David Azerrad of the Heritage Foundation exposes “The Identity Politics Playbook.” He argues that the term “identity politics” is preferable to “multiculturalism” because it makes clear that the problem is not an anodyne celebration of the varied origins of hyphenated Americans, or even solely a cultural threat, but one with a pointedly political mission.

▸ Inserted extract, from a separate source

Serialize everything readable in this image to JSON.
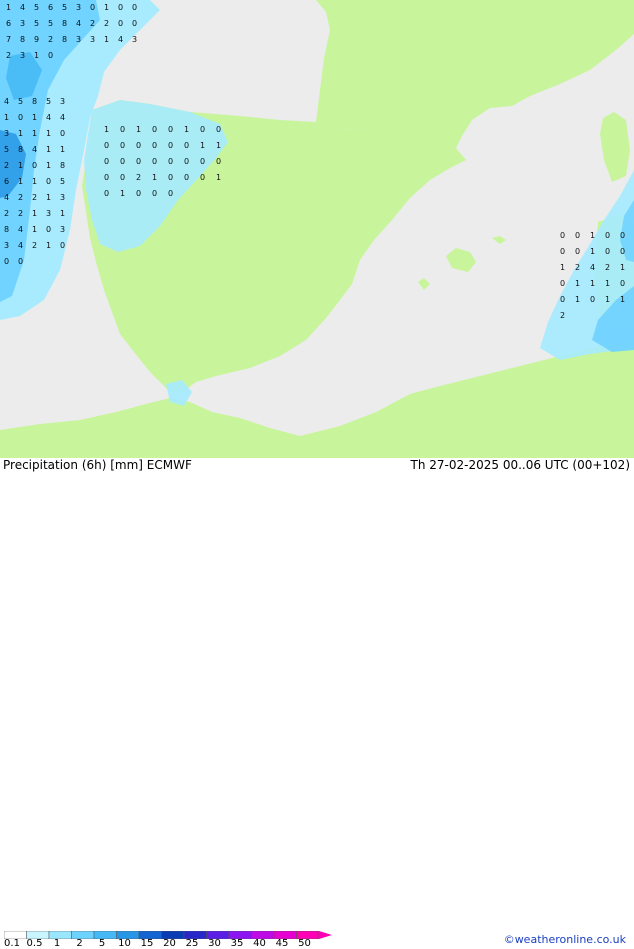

This series serves as both a worthy introduction to the work of the Claremont Institute for the uninitiated, and an excellent read for the familiar. For those who wish to further engage with the ideas presented in the series, Claremont is hosting an event entitled “Multiculturalism vs. America” on May 3rd in Washington, D.C. Panel participants include Kesler, Azerrad, and the Claremont Institute’s Christopher Caldwell, plus Michael Anton of Hillsdale College, Henry Olsen of the Ethics and Public Policy Center, and Colleen Sheehan of Villanova University. The panels will be followed by a keynote address by Christopher DeMuth of the Hudson Institute, former longtime president of the American Enterprise Institute and author of a CRB cover essay anchoring a recent series on post-Trump politics at The American Mind.
Bill Zeiser is the editor of RealClearPolicy.